3) Would you recommend going over with friends or by yourself?


For the first time I’d definitely recommend going with friends. It can be so much to take in that it definitely helps to have someone you can talk to about your experiences and how you’re feeling. Saying that however if this isn’t an option there are always plenty of volunteers in the city so you will meet people doing the same work and experiencing the same things.


4) What did you make of India’s culture when you first arrived?


Busy, loud, intense and don’t expect a lot of privacy! The people are so friendly, helpful and appreciative.


5) Did you have a good social life while there?


Yeah there’s always a great buzz about the city. Saying that I’ve yet to go alone. There’s plenty of nice places you can go for a decent meal, there’s bars you can grab a quiet drink in and even the odd club. During the day you can go down to the Maidan, watch (or join) the locals playing cricket or footbal, visit the Queen Victoria Memorial or even go to the cinema (which is an experience in itself).


6) What are the most popular past-times in India?


Without a doubt: Cricket, Cultural-dance and cinema.


7) In comparison with Ireland, is it expensive to live in India? What did you find was the most expensive aspect of living there?

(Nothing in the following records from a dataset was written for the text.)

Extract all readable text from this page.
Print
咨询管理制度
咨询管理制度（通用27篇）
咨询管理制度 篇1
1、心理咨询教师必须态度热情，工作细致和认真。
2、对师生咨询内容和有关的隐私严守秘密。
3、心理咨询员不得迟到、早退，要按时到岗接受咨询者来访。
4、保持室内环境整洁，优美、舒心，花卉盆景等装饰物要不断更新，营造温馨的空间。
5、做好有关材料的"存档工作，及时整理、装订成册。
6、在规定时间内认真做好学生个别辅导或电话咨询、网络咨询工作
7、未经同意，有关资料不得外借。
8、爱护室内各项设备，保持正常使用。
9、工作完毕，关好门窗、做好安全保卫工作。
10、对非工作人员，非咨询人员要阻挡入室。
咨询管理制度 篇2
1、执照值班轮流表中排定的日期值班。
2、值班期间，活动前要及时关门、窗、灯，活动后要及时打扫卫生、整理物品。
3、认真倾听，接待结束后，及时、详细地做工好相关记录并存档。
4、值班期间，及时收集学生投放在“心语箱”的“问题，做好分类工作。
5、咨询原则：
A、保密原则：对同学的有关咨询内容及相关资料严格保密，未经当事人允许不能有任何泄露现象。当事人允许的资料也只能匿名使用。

Not at all. Kolkata, especially, is extremly cheap. You can live as cheap as you want. For example you can go and have a decent full dinner in a nice restaurant for about 120 rupees (2 euro) or you could go to a 5-star hotel and spend 1000 - 1300 rupees (15- 20 euro). The most expensive thing I’d eat everyday is my Malarone (malaria) tablet - about € 4.50 each. Accomodation is probably the most expensive  aspect of living there. Saying that it’s about 300 Rupees a night so you’re looking at under €5, and you can live cheaper - that’s for a hostel smack bang in the middle of Kolkata.


8) What are the worst things about living in India?


It’s pretty much always loud so the city can keep you up and wake you up. The toilets can be pretty poor or in a lot of cases non-existant - this doesn’t aways bode well with "Dehli Belly".


9) What are the 3 best things about living in India?


The people, the culture/experiences and the food.


10) Why did you return to Ireland?


The time I can spend in India has always been determined by how long I can financially support myself there and the time I could get off from work or college. All work we (Calcutta Connect) do in India is strictly volunteer work, funded by the money we earn from in Ireland.





And finally, the big one…


How would you rate your experience overall (both professionally and personally) in India?


10/10 - Great experience every time, without a doubt: I might not realise it while I’m there but it's only when you get home to Ireland and get back to reality (as we know it) that everything you do and see in India hits home.